Over the next couple of hours, they all spent trying to find me since I wasn't answering my phone. Jocelyn said she had called Michael's mom and told her. I actually don't remember much of the drive back except for calling some people in Michael's phone.

We got to the house and the next couple days are a blur. I remember lots of people coming over and at times I felt like it wasn't real. We were standing in the kitchen talking just like Michael and I had done with friends many times before. It just felt like he was upstairs getting dressed or out to the store and would be home any minute.

Planning the service was a surreal experience, and I'm grateful that Michael's mom followed Michael's wishes and let me plan everything. The visitation and funeral were a testament to his life. More than 400 people showed up from all walks of his life to express their love.

The deputy coroner told me and his mom that Michael had collapsed and probably died instantly. The initial cause of death he said was a massive heart attack. Weeks later when I finally got the final autopsy report and death certificate confirmed that Michael died from hypertensive cardial blah, blah -- aka a heart attack.

Nearly 5 1/2 months later and I'm focusing on finding a new normalcy in my life. I am grateful for the good in my life. I know having compassion toward others and showing gratitude will help me heal. However a part of me still can't believe he's really gone.

Saturday, March 5, 2011

20 Weeks

Michael passed away 20 weeks ago last night, and I can't believe it's already been five months. I'm resilient, but I miss him like I can't express in words. I had a couple days this past week that were especially difficult. On Tuesday I just couldn't get out of bed, and my heart ached all day. I'm not sure what set it off. I just woke up and didn't want to do anything. It was no special day for us, and yet I just couldn't function.

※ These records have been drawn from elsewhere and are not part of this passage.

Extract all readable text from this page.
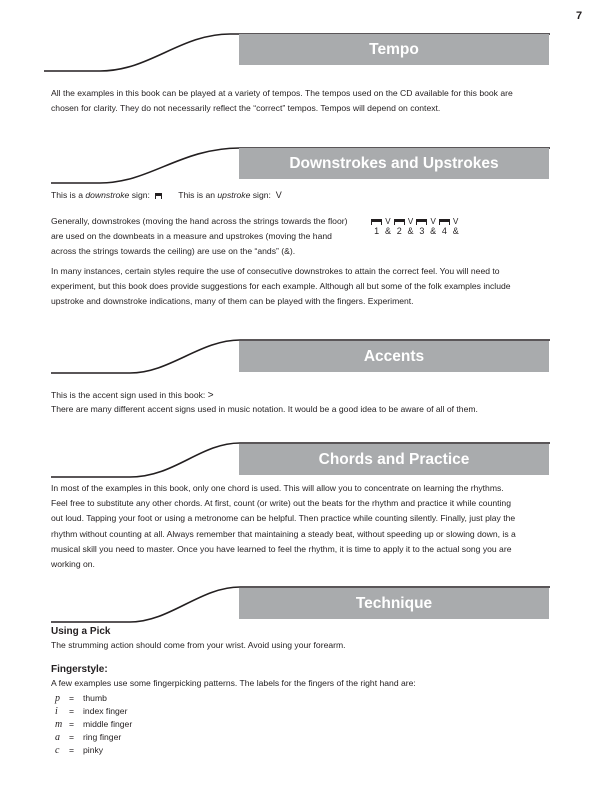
7
Tempo
All the examples in this book can be played at a variety of tempos. The tempos used on the CD available for this book are chosen for clarity. They do not necessarily reflect the “correct” tempos. Tempos will depend on context.
Downstrokes and Upstrokes
This is a downstroke sign:	This is an upstroke sign: V
Generally, downstrokes (moving the hand across the strings towards the floor) are used on the downbeats in a measure and upstrokes (moving the hand across the strings towards the ceiling) are use on the “ands” (&).
V V V V
1 & 2 & 3 & 4 &
In many instances, certain styles require the use of consecutive downstrokes to attain the correct feel. You will need to experiment, but this book does provide suggestions for each example. Although all but some of the folk examples include upstroke and downstroke indications, many of them can be played with the fingers. Experiment.
Accents
This is the accent sign used in this book: >
There are many different accent signs used in music notation. It would be a good idea to be aware of all of them.
Chords and Practice
In most of the examples in this book, only one chord is used. This will allow you to concentrate on learning the rhythms. Feel free to substitute any other chords. At first, count (or write) out the beats for the rhythm and practice it while counting out loud. Tapping your foot or using a metronome can be helpful. Then practice while counting silently. Finally, just play the rhythm without counting at all. Always remember that maintaining a steady beat, without speeding up or slowing down, is a musical skill you need to master. Once you have learned to feel the rhythm, it is time to apply it to the actual song you are working on.
Technique
Using a Pick
The strumming action should come from your wrist. Avoid using your forearm.
Fingerstyle:
A few examples use some fingerpicking patterns. The labels for the fingers of the right hand are:
p	=	thumb
i	=	index finger
m =	middle finger
a	=	ring finger
c	=	pinky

I yearn to see him again and at times can't believe he's gone. It just seems like the worst nightmare I've ever experienced and hope I'll wake up soon with him beside me in bed. I can lie my head on his shoulder, feel his beard, touch his lips, and breathe in his smell. I can't find anymore of his smell in the house. I've smelled his clothes, shoes, coats, and so forth, and nothing. I know he's gone, but what I would do for just one more tangible connection.

The past couple days have been better. I focus on the good I have in my life -- my friends and family, my job, my health, my home, and so forth. Although I am learning to find a new future and new normalcy for myself, I still keep Michael close to my heart.